Chambers's Encyclopaedia, Volume 8: Peasant to Eoumelia, p. 752

Rochedale, a thriving manufacturing town of Lancashire, a municipal, parliamentary, and county borough, on the Roche, 11 miles N. by E. of Manchester and 202 NNW. of London. St Chad's parish church, on an eminence approached by a flight of 122 steps, dates from the 12th century, but is mainly Perpendicular in style. It is a handsome edifice, on which £10,000 was expended in 1884-85. The town-hall, erected in 1866-71, is a very fine Domestic Gothic building.

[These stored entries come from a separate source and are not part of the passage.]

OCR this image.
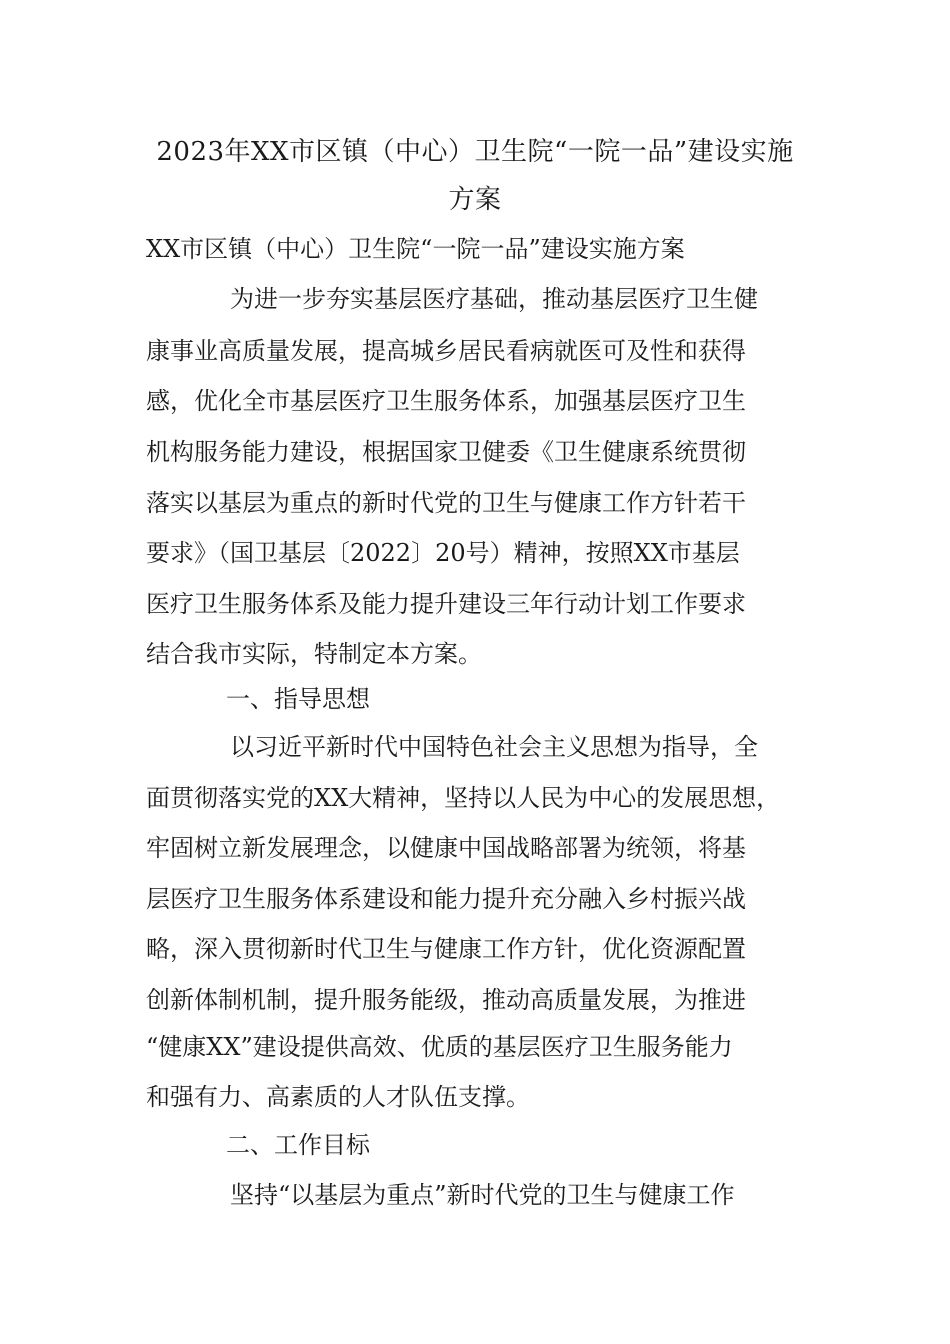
2023年XX市区镇（中心）卫生院“一院一品”建设实施
方案

XX市区镇（中心）卫生院“一院一品”建设实施方案

为进一步夯实基层医疗基础，推动基层医疗卫生健

康事业高质量发展，提高城乡居民看病就医可及性和获得

感，优化全市基层医疗卫生服务体系，加强基层医疗卫生

机构服务能力建设，根据国家卫健委《卫生健康系统贯彻

落实以基层为重点的新时代党的卫生与健康工作方针若干

要求》（国卫基层〔2022〕20号）精神，按照XX市基层

医疗卫生服务体系及能力提升建设三年行动计划工作要求

结合我市实际，特制定本方案。

一、指导思想

以习近平新时代中国特色社会主义思想为指导，全

面贯彻落实党的XX大精神，坚持以人民为中心的发展思想，

牢固树立新发展理念，以健康中国战略部署为统领，将基

层医疗卫生服务体系建设和能力提升充分融入乡村振兴战

略，深入贯彻新时代卫生与健康工作方针，优化资源配置

创新体制机制，提升服务能级，推动高质量发展，为推进

“健康XX”建设提供高效、优质的基层医疗卫生服务能力

和强有力、高素质的人才队伍支撑。

二、工作目标

坚持“以基层为重点”新时代党的卫生与健康工作
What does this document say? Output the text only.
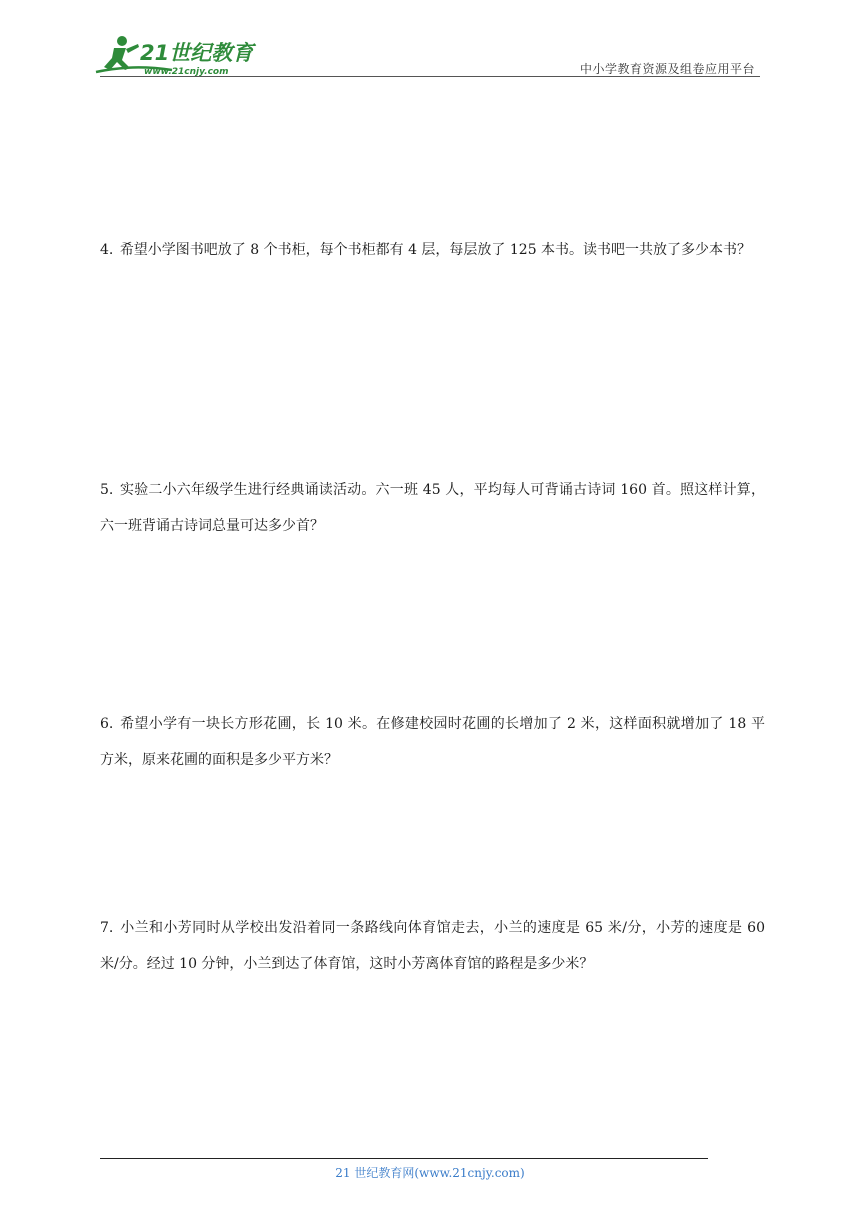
21世纪教育
www.21cnjy.com	中小学教育资源及组卷应用平台
4. 希望小学图书吧放了 8 个书柜，每个书柜都有 4 层，每层放了 125 本书。读书吧一共放了多少本书？
5. 实验二小六年级学生进行经典诵读活动。六一班 45 人，平均每人可背诵古诗词 160 首。照这样计算，六一班背诵古诗词总量可达多少首？
6. 希望小学有一块长方形花圃，长 10 米。在修建校园时花圃的长增加了 2 米，这样面积就增加了 18 平方米，原来花圃的面积是多少平方米？
7. 小兰和小芳同时从学校出发沿着同一条路线向体育馆走去，小兰的速度是 65 米/分，小芳的速度是 60 米/分。经过 10 分钟，小兰到达了体育馆，这时小芳离体育馆的路程是多少米？
21 世纪教育网(www.21cnjy.com)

The town besides has an infirmary (1883), a free grammar-school, founded in 1565 by Archbishop Parker, and rebuilt in 1846, a free library (1884), a post-office (1875), public baths (1868), a bronze statue of John Bright (1891), and a public park of 12 acres. Still, many as are the improvements in the architectural and sanitary condition of Rochedale within recent years, it is beautiful only in site, and derives its importance wholly from its extensive and varied manufactures. To the growing of wool was added a trade in woollen goods in the days of Elizabeth, when cotton goods also were sold here, and coal-pits worked. Under the Stuarts the woollen manufacture was in full activity; but it was not till 1795 that the first cotton-mill was built, in which in 1802 the father of John Bright began his career as a weaver. Flannels and calicoes are now the staple manufactures, but there are also cotton-mills, foundries, ironworks, machine-shops, &c. Rochedale is the birthplace of Co-operation (q.v.), and the membership of its Equitable Pioneers' Society (1844) has increased from 28 to over 11,000, with an annual business representing more than a quarter million. Since 1832 Rochedale has returned one member to parliament, and in 1856 it was incorporated as a municipal borough. The latter in 1872 was made co-terminous with the parliamentary borough, whose boundary had been extended in 1867. The manor of Rochedale (Recedam in Domesday) was originally held by the Lacys of Pontefract, and through their descendants, the Dukes of Lancaster, passed to the crown. In 1628 it was sold to Sir John Byron, whose descendant, the poet Lord Byron (of Rochedale), sold it in 1823. Pop. of parliamentary borough (1851) 29,195; (1891) 71,458. See the history of the parish by Fishwick (1889).